ARSHAD: So, I didn’t go myself. I didn’t think that it was a space for me, that I needed to be there. I really think that it was a space for white women to be able to express their anger, and to me that was like great — go for it. I have friends who are feeling that way, and they’re really mobilizing. Then I heard analysis by Angela Davis who spoke at the march, as well as she spoke at Busboys And Poets. Alicia Garza, one of the founders of Black Lives Matter, also wrote about it. Their analyses really helped me, and I was like “Okay, you know what? I actually get it, and I think it’s amazing that all of these women turned out.” Yes they’re white women, but they needed to express their anger, and I hope now that they will use that to have a cross-intersectional analysis and will show up for all of the other things that are important, like the Muslim ban.

MW: Do you think we need an LGBTQ march?

ARSHAD: I read that someone is trying to organize one.

MW: It’s actually being organized to occur in conjunction with Capital Pride in June.

ARSHAD: Part of me agrees. I feel like you just keep showing up and keep up the pressure. You want to mobilize. You want to bring people to D.C. As long as they’re doing it intersectionally, as long as they understand the breadth of the experience of LGBT people, including Muslim people, including black folks, including trans women of color who have been dying in this country, and have terrible indicators around life expectancy, economic stuff. As long as it’s integrated, I think people should show up and continue to show up. That’s sort of my first read. I think that depending on who’s organizing, and how they’re seeing it, of course, I might have more of a complicated relationship to it.

MW: Given the times, given the fear, given the stress you clearly feel, there must be happiness somewhere. Where do you find it? What brings you the comfort you need to get through this?

ARSHAD: Me and my partner just moved in, and so we’re creating a home, and that gives me happiness. We painted our walls, and it’s beautiful colors. Pink and like a chartreuse color. Setting up a home with them feels really really amazing. Being around my friends feels really amazing. Talking to my mom. I called her today. I’m trying to hold on to as much of normalcy with my life, and I know how hard it is, but I don’t want to give up the everyday things that bring me joy.

We want to get a dog together. I used to have a Poodle. He died two years ago, and he was such an amazing presence in my life and I miss him so much, but we want to get a dog, and I think that’s going to bring incredible amounts of joy. I’m excited to have that again. I try to think about the small things. Because when I think about the bigger picture, it is very overwhelming. That’s the kind of stuff that I try to remember that brings me joy. Bling. I love jewelry and bling….

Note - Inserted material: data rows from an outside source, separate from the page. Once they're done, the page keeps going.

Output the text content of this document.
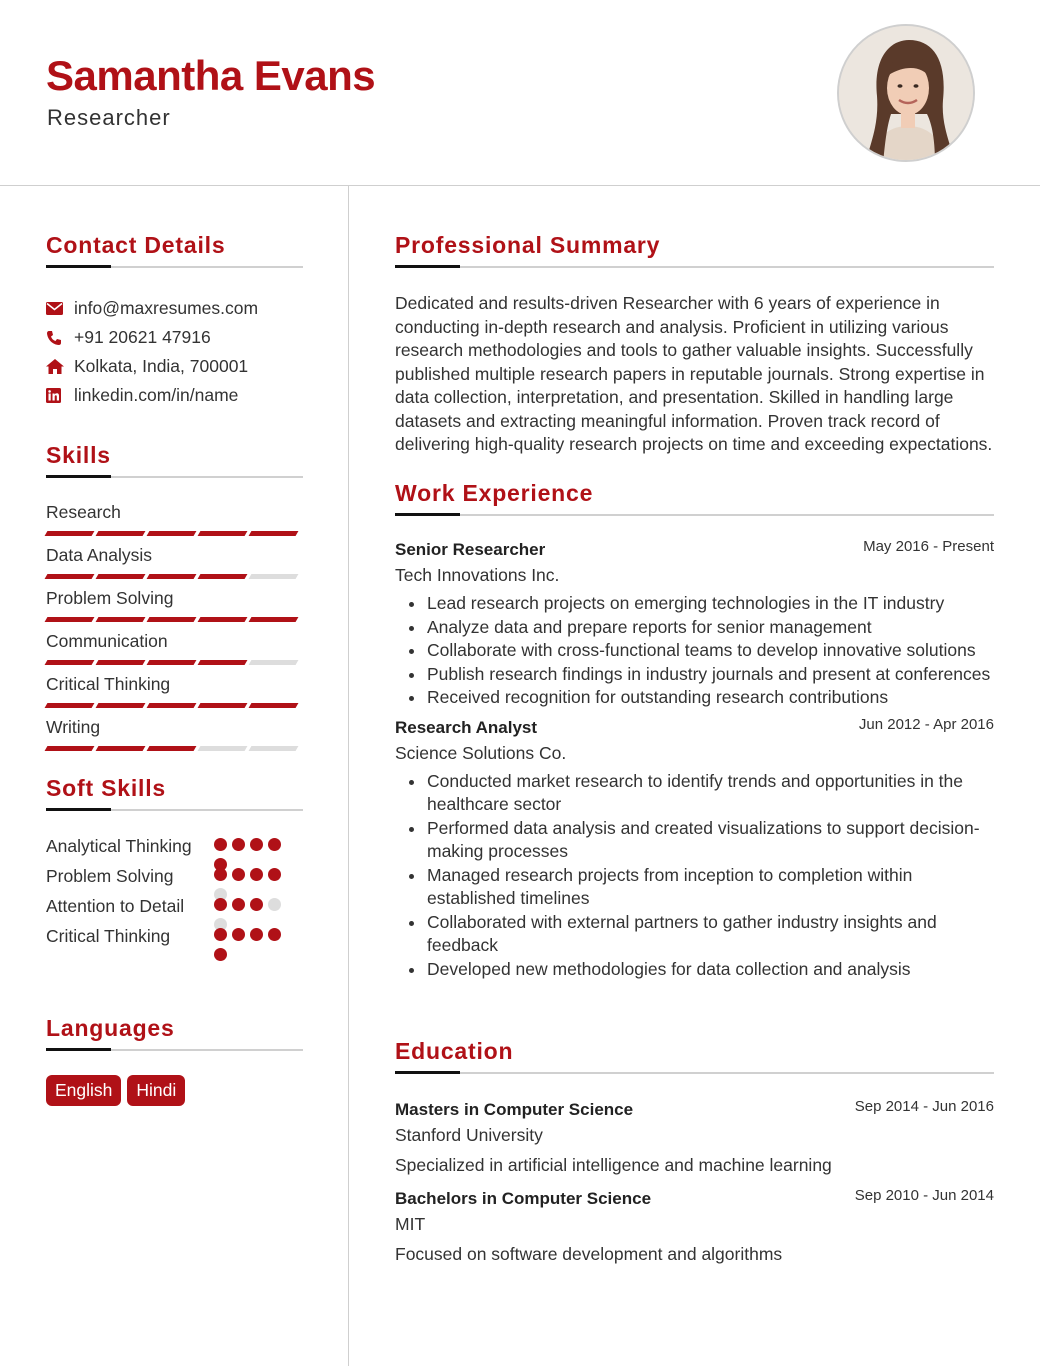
Samantha Evans
Researcher
Contact Details
info@maxresumes.com
+91 20621 47916
Kolkata, India, 700001
linkedin.com/in/name
Skills
Research
Data Analysis
Problem Solving
Communication
Critical Thinking
Writing
Soft Skills
Analytical Thinking
Problem Solving
Attention to Detail
Critical Thinking
Languages
English Hindi
Professional Summary
Dedicated and results-driven Researcher with 6 years of experience in conducting in-depth research and analysis. Proficient in utilizing various research methodologies and tools to gather valuable insights. Successfully published multiple research papers in reputable journals. Strong expertise in data collection, interpretation, and presentation. Skilled in handling large datasets and extracting meaningful information. Proven track record of delivering high-quality research projects on time and exceeding expectations.
Work Experience
Senior Researcher	May 2016 - Present
Tech Innovations Inc.
Lead research projects on emerging technologies in the IT industry
Analyze data and prepare reports for senior management
Collaborate with cross-functional teams to develop innovative solutions
Publish research findings in industry journals and present at conferences
Received recognition for outstanding research contributions
Research Analyst	Jun 2012 - Apr 2016
Science Solutions Co.
Conducted market research to identify trends and opportunities in the healthcare sector
Performed data analysis and created visualizations to support decision-making processes
Managed research projects from inception to completion within established timelines
Collaborated with external partners to gather industry insights and feedback
Developed new methodologies for data collection and analysis
Education
Masters in Computer Science	Sep 2014 - Jun 2016
Stanford University
Specialized in artificial intelligence and machine learning
Bachelors in Computer Science	Sep 2010 - Jun 2014
MIT
Focused on software development and algorithms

The first week after Trump got inaugurated, I wore this big sort of shield-looking thing that I got from Mexico City. I was wearing it as almost like a protection from all of the evilness. I try to do that too, just bring color and bling in my life, and just keep going through my days. I’m very lucky that my work is very supportive, so that helps, too. I think if I worked somewhere where they didn’t see the issues, or they didn’t see me as someone who was struggling, then that would be hard.

I believe this is my life’s work, this kind of intersectional work around LGBT and Muslim issues, so that gets me up in the morning. I feel good that I’m able to see where I can plug in.